Kurt Hacker

A Comprehensive Robust Design Approach for Decision Trade-Offs in Complex Systems Design

In this paper we introduce a technique to reduce the effects of uncertainty and incorporate flexibility in the design of complex engineering systems involving multiple decisionmakers. We focus on the uncertainty that is created when a disciplinary designer or design team must try to predict or model the behavior of other disciplinary subsystems. The design of a complex system is performed by many different designers and design teams, each of which may only have control over a portion of the total set of system design variables. Modeling the interaction among these decisionmakers and reducing the effect caused by lack of global control by any one designer is the focus of this paper. We use concepts from robust design to reduce the effects of decisions made during the design of one subsystem on the performance of the rest of the system. Thus, in a situation where the cost of uncertainty is high, these tools can be used to increase the robustness, or independence, of the subsystems, enabling designers to make more effective decisions. This approach includes uncertainty caused by control factor variation (Type II robust design) and uncertainty caused by unknown nonlocal design information (Type I robust design). To demonstrate the usefulness of this approach, we consider a case study involving the design of a passenger aircraft.
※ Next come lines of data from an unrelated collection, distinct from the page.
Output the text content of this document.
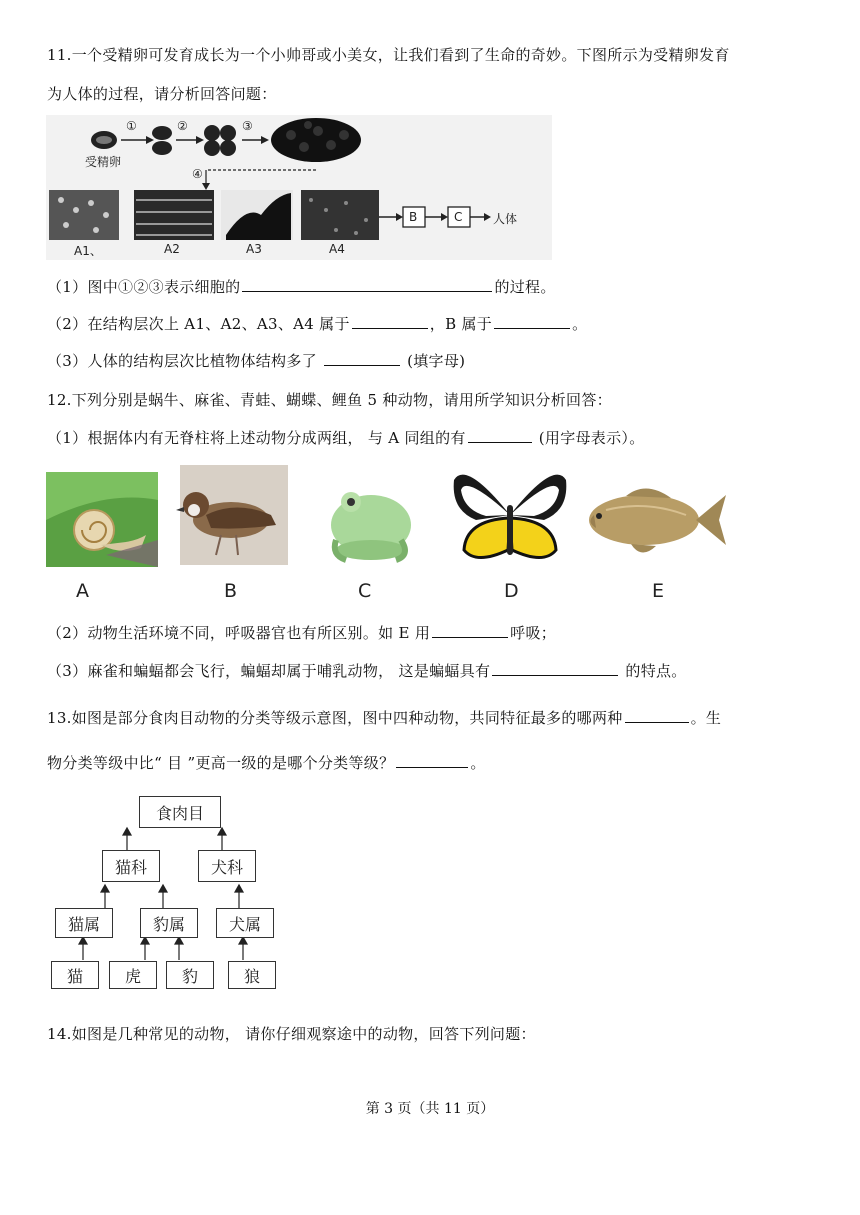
11.一个受精卵可发育成长为一个小帅哥或小美女，让我们看到了生命的奇妙。下图所示为受精卵发育
为人体的过程，请分析回答问题：
受精卵
①	②	③
④
A1、	A2	A3	A4
B	C	人体
（1）图中①②③表示细胞的	的过程。
（2）在结构层次上 A1、A2、A3、A4 属于	，B 属于	。
（3）人体的结构层次比植物体结构多了	(填字母)
12.下列分别是蜗牛、麻雀、青蛙、蝴蝶、鲤鱼 5 种动物，请用所学知识分析回答：
（1）根据体内有无脊柱将上述动物分成两组， 与 A 同组的有	(用字母表示）。
A	B	C	D	E
（2）动物生活环境不同，呼吸器官也有所区别。如 E 用	呼吸；
（3）麻雀和蝙蝠都会飞行，蝙蝠却属于哺乳动物， 这是蝙蝠具有	的特点。
13.如图是部分食肉目动物的分类等级示意图，图中四种动物，共同特征最多的哪两种	。生
物分类等级中比“ 目 ”更高一级的是哪个分类等级？	。
食肉目
猫科	犬科
猫属	豹属	犬属
猫	虎	豹	狼
14.如图是几种常见的动物， 请你仔细观察途中的动物，回答下列问题：
第 3 页（共 11 页）
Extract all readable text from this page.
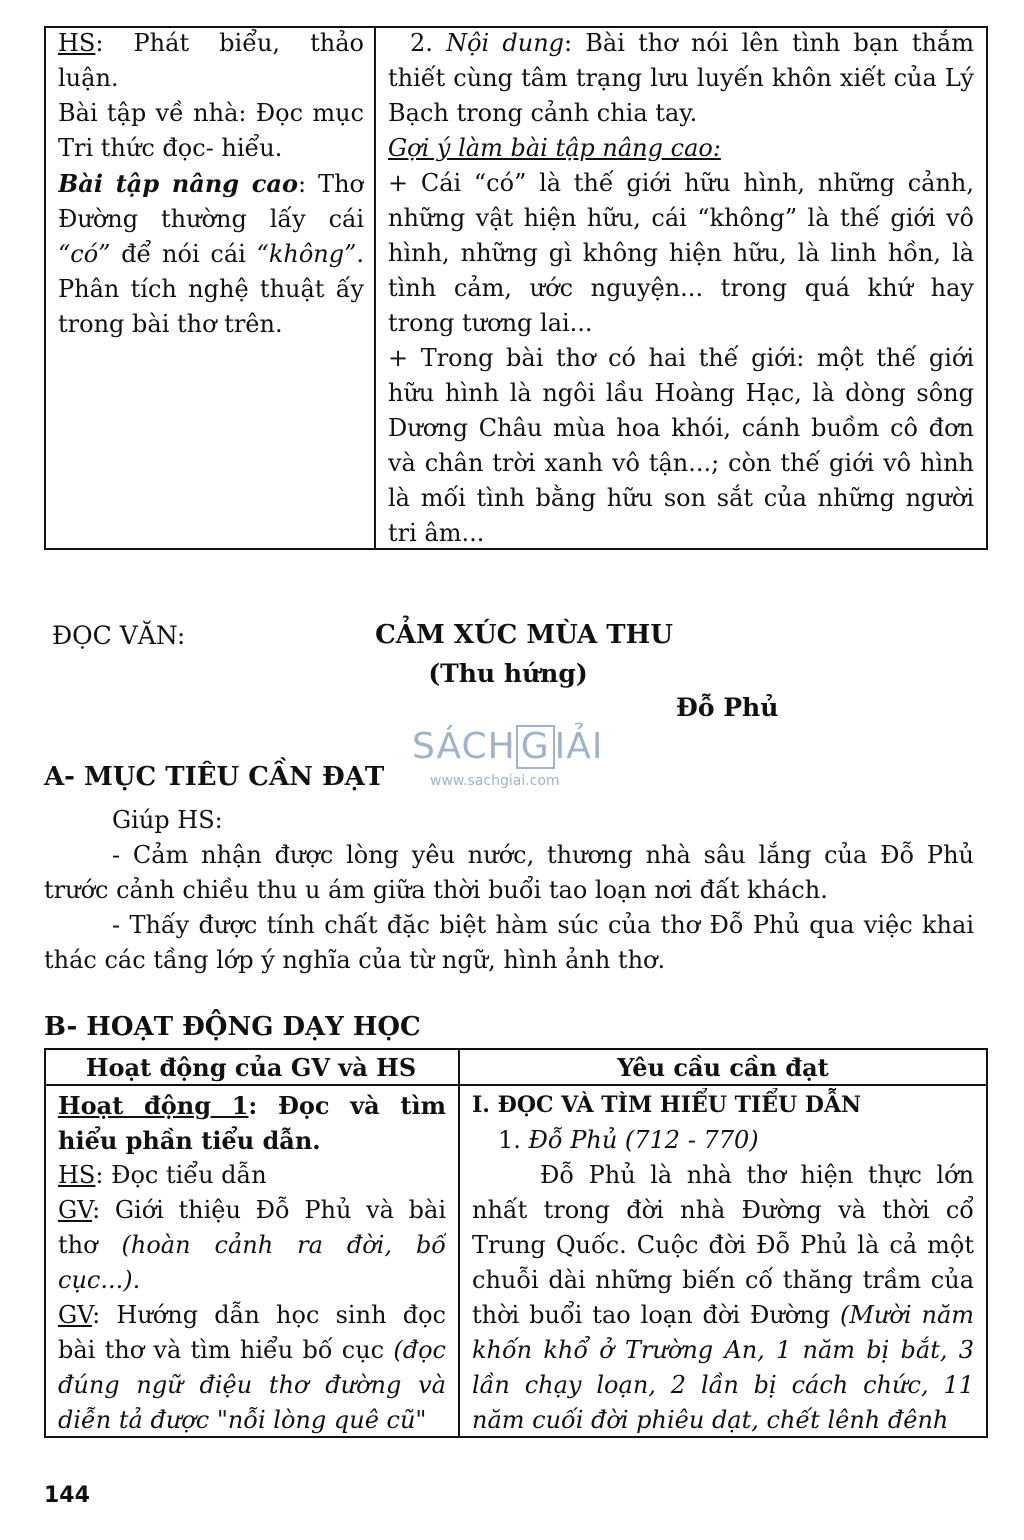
HS: Phát biểu, thảo luận.

Bài tập về nhà: Đọc mục Tri thức đọc- hiểu.

Bài tập nâng cao: Thơ Đường thường lấy cái “có” để nói cái “không”. Phân tích nghệ thuật ấy trong bài thơ trên.

2. Nội dung: Bài thơ nói lên tình bạn thắm thiết cùng tâm trạng lưu luyến khôn xiết của Lý Bạch trong cảnh chia tay.

Gợi ý làm bài tập nâng cao:

+ Cái “có” là thế giới hữu hình, những cảnh, những vật hiện hữu, cái “không” là thế giới vô hình, những gì không hiện hữu, là linh hồn, là tình cảm, ước nguyện... trong quá khứ hay trong tương lai...

+ Trong bài thơ có hai thế giới: một thế giới hữu hình là ngôi lầu Hoàng Hạc, là dòng sông Dương Châu mùa hoa khói, cánh buồm cô đơn và chân trời xanh vô tận...; còn thế giới vô hình là mối tình bằng hữu son sắt của những người tri âm...

ĐỌC VĂN:	CẢM XÚC MÙA THU
(Thu hứng)
Đỗ Phủ
SÁCH G IẢI
www.sachgiai.com
A- MỤC TIÊU CẦN ĐẠT
Giúp HS:

- Cảm nhận được lòng yêu nước, thương nhà sâu lắng của Đỗ Phủ trước cảnh chiều thu u ám giữa thời buổi tao loạn nơi đất khách.

- Thấy được tính chất đặc biệt hàm súc của thơ Đỗ Phủ qua việc khai thác các tầng lớp ý nghĩa của từ ngữ, hình ảnh thơ.

B- HOẠT ĐỘNG DẠY HỌC
Hoạt động của GV và HS	Yêu cầu cần đạt

Hoạt động 1: Đọc và tìm hiểu phần tiểu dẫn.

HS: Đọc tiểu dẫn

GV: Giới thiệu Đỗ Phủ và bài thơ (hoàn cảnh ra đời, bố cục...).

GV: Hướng dẫn học sinh đọc bài thơ và tìm hiểu bố cục (đọc đúng ngữ điệu thơ đường và diễn tả được "nỗi lòng quê cũ"

I. ĐỌC VÀ TÌM HIỂU TIỂU DẪN

1. Đỗ Phủ (712 - 770)

Đỗ Phủ là nhà thơ hiện thực lớn nhất trong đời nhà Đường và thời cổ Trung Quốc. Cuộc đời Đỗ Phủ là cả một chuỗi dài những biến cố thăng trầm của thời buổi tao loạn đời Đường (Mười năm khốn khổ ở Trường An, 1 năm bị bắt, 3 lần chạy loạn, 2 lần bị cách chức, 11 năm cuối đời phiêu dạt, chết lênh đênh

144
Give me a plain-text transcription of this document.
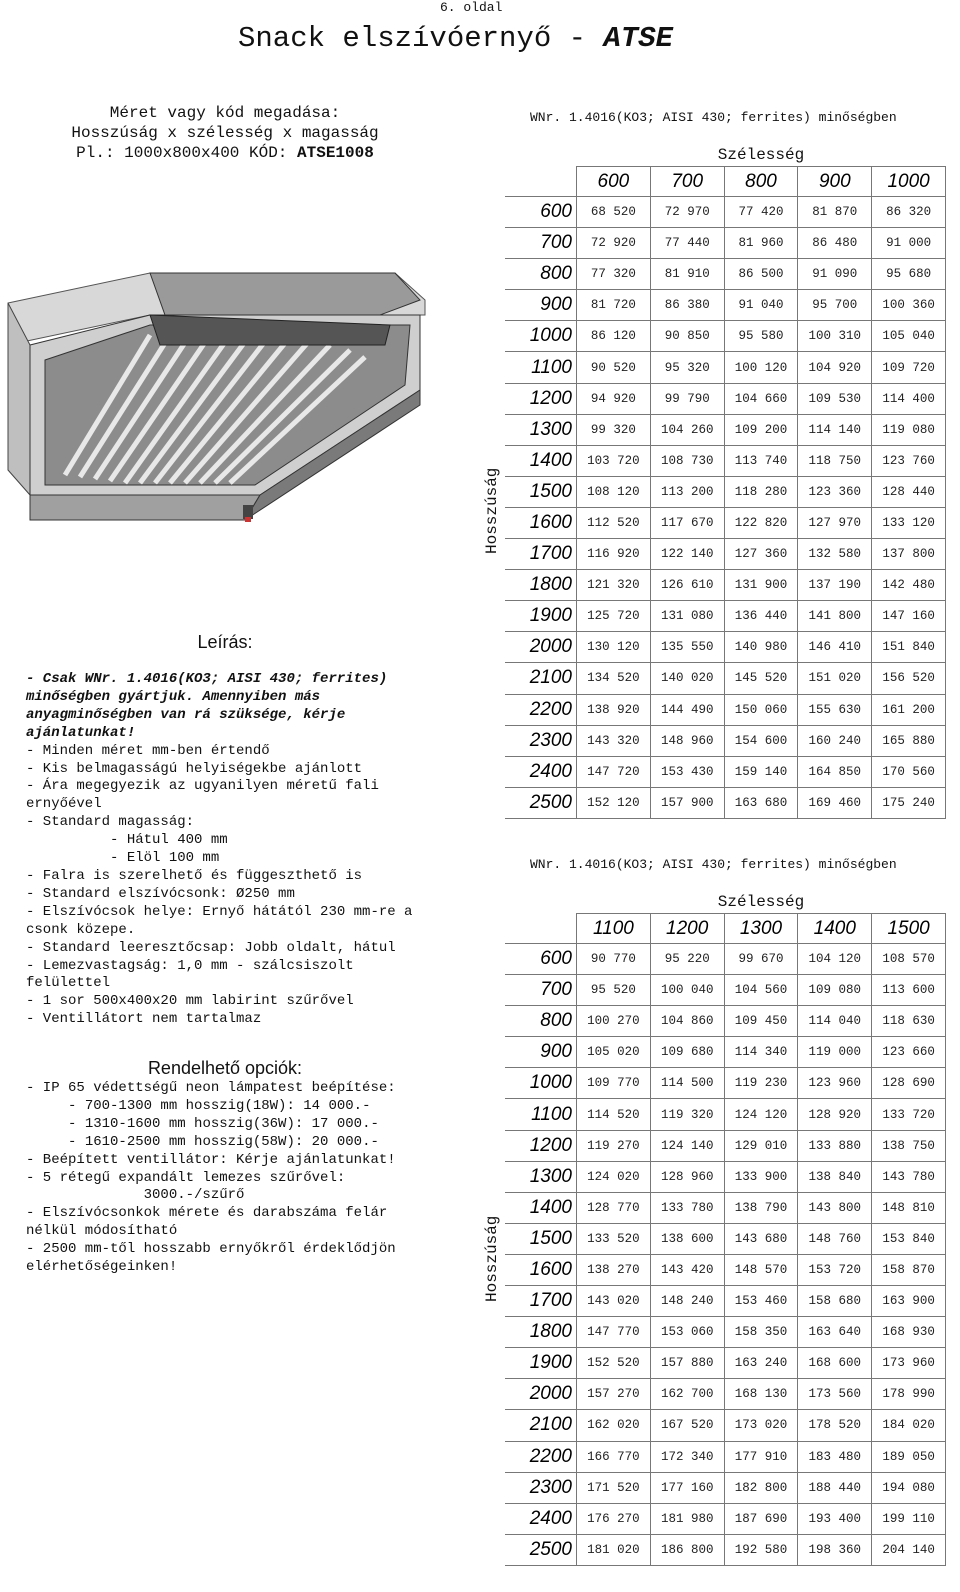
6. oldal
Snack elszívóernyő - ATSE
Méret vagy kód megadása:
Hosszúság x szélesség x magasság
Pl.: 1000x800x400 KÓD: ATSE1008
Leírás:
- Csak WNr. 1.4016(KO3; AISI 430; ferrites) minőségben gyártjuk. Amennyiben más anyagminőségben van rá szüksége, kérje ajánlatunkat!
- Minden méret mm-ben értendő
- Kis belmagasságú helyiségekbe ajánlott
- Ára megegyezik az ugyanilyen méretű fali ernyőével
- Standard magasság:
- Hátul 400 mm
- Elöl 100 mm
- Falra is szerelhető és függeszthető is
- Standard elszívócsonk: Ø250 mm
- Elszívócsok helye: Ernyő hátától 230 mm-re a csonk közepe.
- Standard leeresztőcsap: Jobb oldalt, hátul
- Lemezvastagság: 1,0 mm - szálcsiszolt felülettel
- 1 sor 500x400x20 mm labirint szűrővel
- Ventillátort nem tartalmaz
Rendelhető opciók:
- IP 65 védettségű neon lámpatest beépítése:
- 700-1300 mm hosszig(18W): 14 000.-
- 1310-1600 mm hosszig(36W): 17 000.-
- 1610-2500 mm hosszig(58W): 20 000.-
- Beépített ventillátor: Kérje ajánlatunkat!
- 5 rétegű expandált lemezes szűrővel:
3000.-/szűrő
- Elszívócsonkok mérete és darabszáma felár nélkül módosítható
- 2500 mm-től hosszabb ernyőkről érdeklődjön elérhetőségeinken!
WNr. 1.4016(KO3; AISI 430; ferrites) minőségben
Szélesség
Hosszúság
	600	700	800	900	1000
600	68 520	72 970	77 420	81 870	86 320
700	72 920	77 440	81 960	86 480	91 000
800	77 320	81 910	86 500	91 090	95 680
900	81 720	86 380	91 040	95 700	100 360
1000	86 120	90 850	95 580	100 310	105 040
1100	90 520	95 320	100 120	104 920	109 720
1200	94 920	99 790	104 660	109 530	114 400
1300	99 320	104 260	109 200	114 140	119 080
1400	103 720	108 730	113 740	118 750	123 760
1500	108 120	113 200	118 280	123 360	128 440
1600	112 520	117 670	122 820	127 970	133 120
1700	116 920	122 140	127 360	132 580	137 800
1800	121 320	126 610	131 900	137 190	142 480
1900	125 720	131 080	136 440	141 800	147 160
2000	130 120	135 550	140 980	146 410	151 840
2100	134 520	140 020	145 520	151 020	156 520
2200	138 920	144 490	150 060	155 630	161 200
2300	143 320	148 960	154 600	160 240	165 880
2400	147 720	153 430	159 140	164 850	170 560
2500	152 120	157 900	163 680	169 460	175 240
WNr. 1.4016(KO3; AISI 430; ferrites) minőségben
Szélesség
Hosszúság
	1100	1200	1300	1400	1500
600	90 770	95 220	99 670	104 120	108 570
700	95 520	100 040	104 560	109 080	113 600
800	100 270	104 860	109 450	114 040	118 630
900	105 020	109 680	114 340	119 000	123 660
1000	109 770	114 500	119 230	123 960	128 690
1100	114 520	119 320	124 120	128 920	133 720
1200	119 270	124 140	129 010	133 880	138 750
1300	124 020	128 960	133 900	138 840	143 780
1400	128 770	133 780	138 790	143 800	148 810
1500	133 520	138 600	143 680	148 760	153 840
1600	138 270	143 420	148 570	153 720	158 870
1700	143 020	148 240	153 460	158 680	163 900
1800	147 770	153 060	158 350	163 640	168 930
1900	152 520	157 880	163 240	168 600	173 960
2000	157 270	162 700	168 130	173 560	178 990
2100	162 020	167 520	173 020	178 520	184 020
2200	166 770	172 340	177 910	183 480	189 050
2300	171 520	177 160	182 800	188 440	194 080
2400	176 270	181 980	187 690	193 400	199 110
2500	181 020	186 800	192 580	198 360	204 140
Robust Design Through the Use of a Hybrid Genetic Algorithm

In this paper we present a hybrid optimization approach to perform robust design. The motivation for this work is the fact that many realistic engineering systems are mutimodal in nature with multiple local optima, and moreover may have one or more uncertain design parameters. The approach that is presented utilizes both local and global optimization algorithms to find good design points more efficiently than either could alone. The mean and variance of the objective function at a design point is calculated using Monte Carlo simulation and is used to drive the optimization process. To demonstrate the usefulness of this approach a case study is considered involving the design of a beam with dimensional uncertainty.

Racecar Optimization and Tradeoff Analysis in a Parallel Computing Environment

In this paper, we present an approach to the optimization of a racecar using vehicle dynamics simulation in a parallel-computing environment. The use of vehicle dynamics simulations in the automotive and auto racing industries is widespread. Complex vehicle simulations can include hundreds of parameters and be very computationally expensive to perform. This limits the number of design configurations that can be considered within a reasonable time, preventing thorough exploration of the design space. It also limits the usefulness of these simulations during the course of a race weekend when time is of the essence. In this paper, we present results from work to overcome this problem. Our results focus on determining the Pareto optimal designs for a vehicle model with three design variables running simulated races around corners of different radii.

Application of multidisciplinary design optimization to racecar design and analysis

Multidisciplinary design instances arise when the performance of large-scale, complex systems can be affected through the optimal design of several smaller functional units or subsystems. In this paper, we describe the use of multidisciplinary design optimization to resolve system-level tradeoffs during racecar design. Our implementation involves three design variables: weight distribution, aerodynamic downforce distribution, and roll stiffness distribution. The objective is to determine the racecar configuration that minimizes lap time around a skidpad of constant radius while satisfying a yaw balance constraint. The force and aerodynamic components of the design optimization problem provide the multidisciplinary setting in which Collaborative Optimization is implemented and compared with previous results obtained from a traditional optimization formulation.

Comparison of design methodologies in the preliminary design of a passenger aircraft

In this paper we seek to compare the configurations and quality of passenger aircraft resulting from the use of different design methodologies. First, we will optimize the design in the traditional iterative framework that is generally followed in practice. To this we will compare the results obtained following a design methodology based in part on game theoretic principles. We will compare not only the quality of the resulting designs, but also the efficiency of the design process in terms of time and cost.